A first step would be to stop allowing Israel to get away with denying the fact, as it continues to do. An illustration of that pattern of denial was described in the Israeli newspaper Haaretz on December 26:
This week, setting off a debate that proved tempestuous even by the Knesset's grand-opera standards, a senior ultra-Orthodox deputy was heard to say "The state of Israel should dismantle its nuclear weaponry like Libya is doing, and Israel will have to depend on Ha-shem [literally "the Name," signifying the Almighty]." ...

But the greater roar came from another quarter - the fact that the issue had been mentioned at all.

Just as the United Tora Judaism legislator, Meir Porush, refrained from using the explicit Hebrew name for God, Israeli officials have for more than three decades scrupulously avoided using the words "Israel's nuclear weaponry," instead persuing a policy of what has been called constructive ambiguity.
That evasion should no longer be tolerated. Nor should the silence about the rest of the so-called "unconventional" weapons continue. Haaretz goes on to quote a column by Peter Preston in the Guardian.
"And over in the other WMD basket, nobody much dissents when a report by the office of technology assessment for the US Congress concludes that Israel has 'undeclared offensive chemical warfare capabilities' and is 'generally reported as having an undeclared offensive biological warfare programme'. Bombs, missiles, delivery systems, gases, germs? Tel Aviv has the lot."
Granted, the US has a type of consistency in this: Nuclear, chemical, and biological weapons are all acceptable so long as they're in the hands of our friends.
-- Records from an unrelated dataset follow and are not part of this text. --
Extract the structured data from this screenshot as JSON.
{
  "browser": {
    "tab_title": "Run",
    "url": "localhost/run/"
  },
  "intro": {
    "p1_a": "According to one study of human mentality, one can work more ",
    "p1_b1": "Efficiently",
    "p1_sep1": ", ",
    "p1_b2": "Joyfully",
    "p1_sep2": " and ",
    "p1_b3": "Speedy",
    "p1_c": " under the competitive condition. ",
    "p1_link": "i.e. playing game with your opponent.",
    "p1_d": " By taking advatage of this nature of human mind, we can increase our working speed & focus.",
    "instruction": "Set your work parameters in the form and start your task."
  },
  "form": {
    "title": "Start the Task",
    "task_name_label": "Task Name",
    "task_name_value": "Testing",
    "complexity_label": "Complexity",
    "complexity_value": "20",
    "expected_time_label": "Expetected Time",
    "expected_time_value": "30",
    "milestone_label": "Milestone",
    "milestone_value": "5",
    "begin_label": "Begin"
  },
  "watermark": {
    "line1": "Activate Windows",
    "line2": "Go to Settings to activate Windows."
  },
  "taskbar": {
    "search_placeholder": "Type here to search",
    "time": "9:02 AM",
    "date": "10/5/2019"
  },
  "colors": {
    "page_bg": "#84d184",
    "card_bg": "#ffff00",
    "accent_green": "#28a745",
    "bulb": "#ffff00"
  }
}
Thus, Israel gets the same treatment as Saddam Hussein did in the 1980s: some public tut-tutting, some private reassurances, and lots of opportunities to buy. But "consistent," while implying neither "logical" nor "moral," can greatly overlap "foolish" as it delays justice and does more to maintain insecurity than to resolve it.
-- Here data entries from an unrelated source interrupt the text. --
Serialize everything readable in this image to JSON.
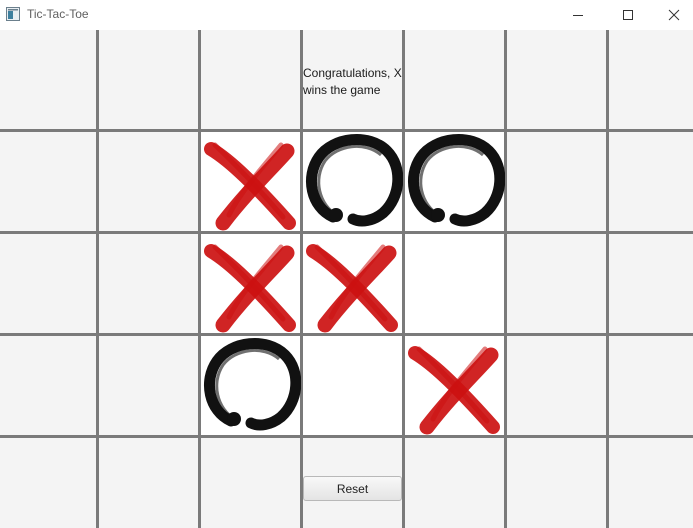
{
  "window": {
    "title": "Tic-Tac-Toe",
    "icon": "app-window-icon"
  },
  "game": {
    "message": "Congratulations, X wins the game",
    "reset_label": "Reset",
    "board": [
      [
        "X",
        "O",
        "O"
      ],
      [
        "X",
        "X",
        ""
      ],
      [
        "O",
        "",
        "X"
      ]
    ],
    "winner": "X"
  },
  "colors": {
    "x_mark": "#cc1111",
    "o_mark": "#111111",
    "grid_line": "#7a7a7a",
    "cell_background": "#ffffff",
    "outer_background": "#f4f4f4"
  },
  "icons": {
    "minimize": "minimize-icon",
    "maximize": "maximize-icon",
    "close": "close-icon"
  }
}
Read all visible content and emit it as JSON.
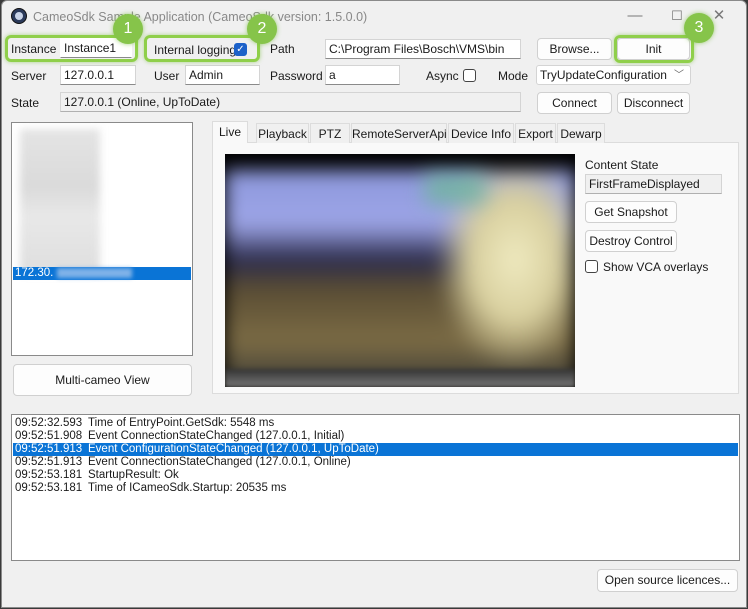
{
  "window": {
    "title": "CameoSdk Sample Application (CameoSdk version: 1.5.0.0)",
    "controls": {
      "minimize": "—",
      "maximize": "☐",
      "close": "✕"
    }
  },
  "form": {
    "instance_label": "Instance",
    "instance_value": "Instance1",
    "internal_logging_label": "Internal logging",
    "internal_logging_checked": true,
    "path_label": "Path",
    "path_value": "C:\\Program Files\\Bosch\\VMS\\bin",
    "browse_label": "Browse...",
    "init_label": "Init",
    "server_label": "Server",
    "server_value": "127.0.0.1",
    "user_label": "User",
    "user_value": "Admin",
    "password_label": "Password",
    "password_value": "a",
    "async_label": "Async",
    "async_checked": false,
    "mode_label": "Mode",
    "mode_value": "TryUpdateConfiguration",
    "state_label": "State",
    "state_value": "127.0.0.1 (Online, UpToDate)",
    "connect_label": "Connect",
    "disconnect_label": "Disconnect"
  },
  "annotations": {
    "badge1": "1",
    "badge2": "2",
    "badge3": "3",
    "color": "#86c44a"
  },
  "device_list": {
    "selected_item": "172.30."
  },
  "multi_cameo_label": "Multi-cameo View",
  "tabs": [
    {
      "label": "Live",
      "active": true
    },
    {
      "label": "Playback"
    },
    {
      "label": "PTZ"
    },
    {
      "label": "RemoteServerApi"
    },
    {
      "label": "Device Info"
    },
    {
      "label": "Export"
    },
    {
      "label": "Dewarp"
    }
  ],
  "live": {
    "content_state_label": "Content State",
    "content_state_value": "FirstFrameDisplayed",
    "get_snapshot_label": "Get Snapshot",
    "destroy_control_label": "Destroy Control",
    "show_vca_label": "Show VCA overlays",
    "show_vca_checked": false
  },
  "log": [
    {
      "time": "09:52:32.593",
      "message": "Time of EntryPoint.GetSdk: 5548 ms"
    },
    {
      "time": "09:52:51.908",
      "message": "Event ConnectionStateChanged (127.0.0.1, Initial)"
    },
    {
      "time": "09:52:51.913",
      "message": "Event ConfigurationStateChanged (127.0.0.1, UpToDate)",
      "selected": true
    },
    {
      "time": "09:52:51.913",
      "message": "Event ConnectionStateChanged (127.0.0.1, Online)"
    },
    {
      "time": "09:52:53.181",
      "message": "StartupResult: Ok"
    },
    {
      "time": "09:52:53.181",
      "message": "Time of ICameoSdk.Startup: 20535 ms"
    }
  ],
  "open_source_label": "Open source licences..."
}
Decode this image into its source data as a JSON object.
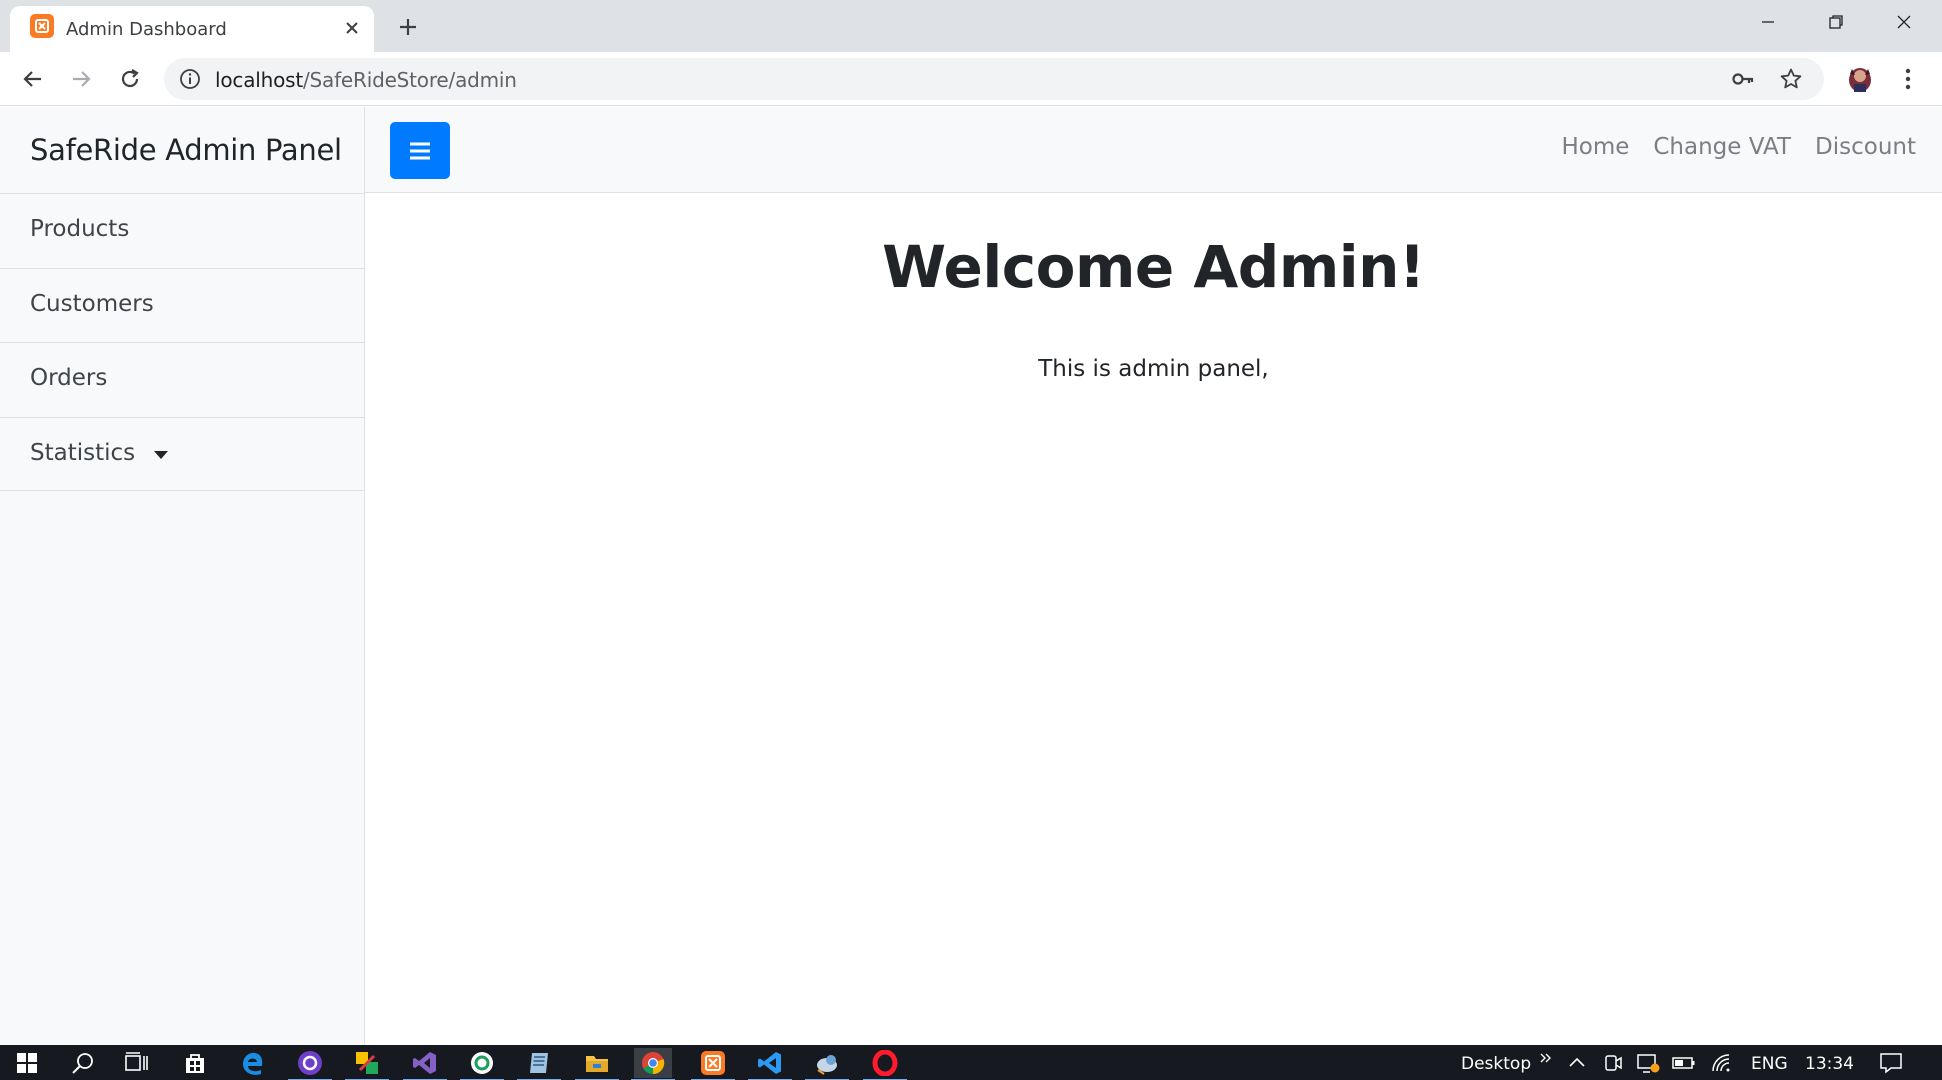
{
  "browser": {
    "tab_title": "Admin Dashboard",
    "url_host": "localhost",
    "url_path": "/SafeRideStore/admin",
    "icons": [
      "xampp-favicon-icon",
      "close-icon",
      "plus-icon",
      "minimize-icon",
      "restore-icon",
      "window-close-icon",
      "back-arrow-icon",
      "forward-arrow-icon",
      "reload-icon",
      "info-icon",
      "key-icon",
      "star-icon",
      "profile-avatar-icon",
      "more-vert-icon"
    ]
  },
  "sidebar": {
    "brand": "SafeRide Admin Panel",
    "items": [
      {
        "label": "Products"
      },
      {
        "label": "Customers"
      },
      {
        "label": "Orders"
      },
      {
        "label": "Statistics"
      }
    ]
  },
  "topnav": {
    "links": [
      {
        "label": "Home"
      },
      {
        "label": "Change VAT"
      },
      {
        "label": "Discount"
      }
    ]
  },
  "main": {
    "heading": "Welcome Admin!",
    "text": "This is admin panel,"
  },
  "taskbar": {
    "desktop_label": "Desktop",
    "language": "ENG",
    "time": "13:34"
  },
  "colors": {
    "primary": "#007bff",
    "sidebar_bg": "#f8f9fa",
    "taskbar_bg": "#16191f",
    "tabstrip_bg": "#dee1e6"
  }
}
It's time to put a stop to it. Now.

But even beyond that, there's the largest issue of all: How can we be disarmed? We celebrate ourselves as the only standing superpower while we blunder and bluster around the world, demanding other nations turn themselves into combinations of Oscar Arias and Mohandas Gandhi while we recast ourselves as a fusion of Curtis LeMay and Ares.

We are the world's largest possessor of weapons of mass destruction - nuclear weapons - and have made clear our intent to build "better" ones. "Bunker busters," designed to destroy underground targets and originally intended for use against the USSR, are morphing into "mini-nukes" for use against chemical/biological weapons sites (as well as enemy soldiers in the field). This first newly-designed nuclear weapon since 1988 would require the first nuclear tests since 1992. (A more technical description of these weapons and possible effects can be found in the November 2003 issue of Physics Today, linked here.) The Pentagon wants to build a new facility to produce 500 plutonium pits (the shells of plutonium that are the triggers in nuclear weapons) a year. The "Star Wars" missile defense is still alive even though, like the old bunker busters, the enemy against which it was designed is no longer thought a threat. All in all, as the Defense Monitor (published by the admirable Center for Defense Information) says in its April-May, 2003 issue,
[t]he administration of President George W. Bush is requesting $399.1 billion for the military in fiscal year 2004 ($379.9 billion for the Defense Department and $19.3 billion for the nuclear weapons functions of the Department of Energy). This is $16.9 billion above current levels, an increase of 4.4 percent.

According to Pentagon projections, the defense budget will grow to $503 billion in fiscal year 2009. In all, the administration plans to spend $2.7 TRILLION on the military over the next six years.
This is a period of yearly deficits in the multiple hundreds of billions of dollars. But deficits be damned, we have an empire to conquer. We have resources to dominate - theirs. And we have an economy to destroy - ours.

This is insane. Madness. Morally warped, logically vapid, economically idiotic. I say it again: It's time to put a stop to it. Now.